Субъект этот — в татуировках, с приметным шрамом на щеке возле уха, двумя железными зубами в нижнем ряду — носил кличку Кент, был на три-четыре года постарше Андрея и безудержно агрессивен. Закадычный хозяйский кореш (как веско представился сам Кент) сразу вызвал у Фалолеева стойкую аллергию. Вообще, оттого, что в гостях у соседа нередко мелькали всякие типы, преимущественно грубого, неотёсанного склада, Фалолеев ощущал сильный дискомфорт. И как тесно ни узнавал он Андрея, всё равно не обнаруживал свойств, что так прочно привязывали того к смутному, нездоровому контингенту.

После трёх обычных тостов во славу женщин, которые в мужской компании Андрей откровенно называл «запустить паровозик с лапшой» и от которых «нам всё равно, а им приятно», достоинства Риты в глазах Фалолеева (конечно же, не из-за слов, а от спиртного) возросли со скоростью бамбуковых побегов. Кент, судя по всему, схожие виды на девушку заимел гораздо раньше и, едва захмелевший народ плотоядно возжелал танцев, он ухватил Риту без промедления.

Вступать в отборочную схватку с конченым уркой артиллерист не видел смысла и стал подумывать о добровольном отходе на «зимние квартиры». Но танец закончился, и Рита, спасаясь от ненормального ухажёра, вдруг села с ним рядом.
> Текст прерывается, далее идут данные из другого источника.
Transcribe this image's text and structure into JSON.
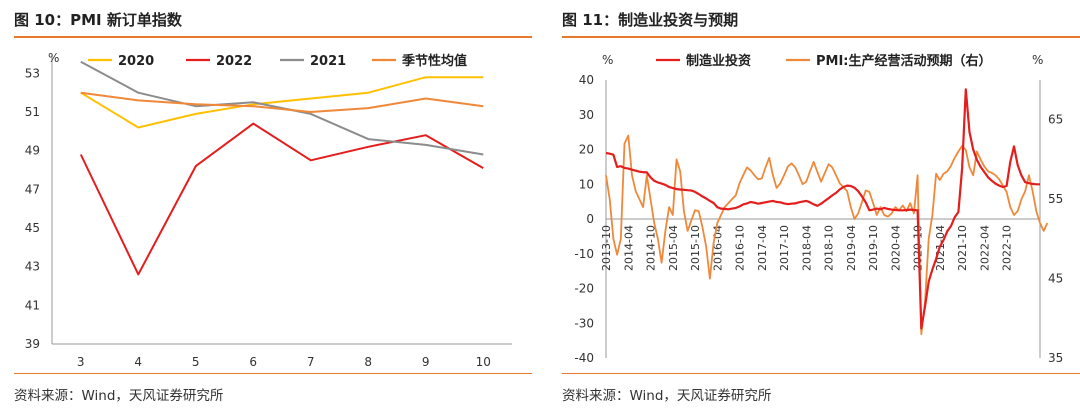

Кент, не желая отдаляться от лакомой потенциальной добычи, небрежно плюхнулся к девушке с другой стороны, нагло потянул руку к её талии.

Фалолеев видел бесцеремонные поползновения Кента и в то же время чувствовал, что тесная дистанция с девушкой, которую та выбрала сама, заключает в себе немую просьбу о покровительстве. Пока он взвешивал, что выгоднее: затевать неминуемый конфликт с татуированным хозяйским корешем или без боя расстаться с реноме джентльмена, Рита сама остановила руку приставальщика и тихо, жалобно, вымолвила: «Не надо».

Кент, к её удивлению, не обиделся совсем, а молча встал и подался на кухню. Мотив его отступления, однако, заключался совсем не в желании исполнить Ритину просьбу, а в зудящей потребности «разговеться» порцией наркотика. Вырвавшийся на свободу организм с большой дозой, до которой были охочи глаза, не справился и в кайфовой круговерти Кент обмяк прямо на кухне — в пустом от мебели углу. «Ширанулся!» — коротко пояснил Андрей, глядя, как Кент блаженно закатил под лоб глаза, а Фалолеев от схода главного конкурента с дистанции взбодрился и решил от Риты не отступать.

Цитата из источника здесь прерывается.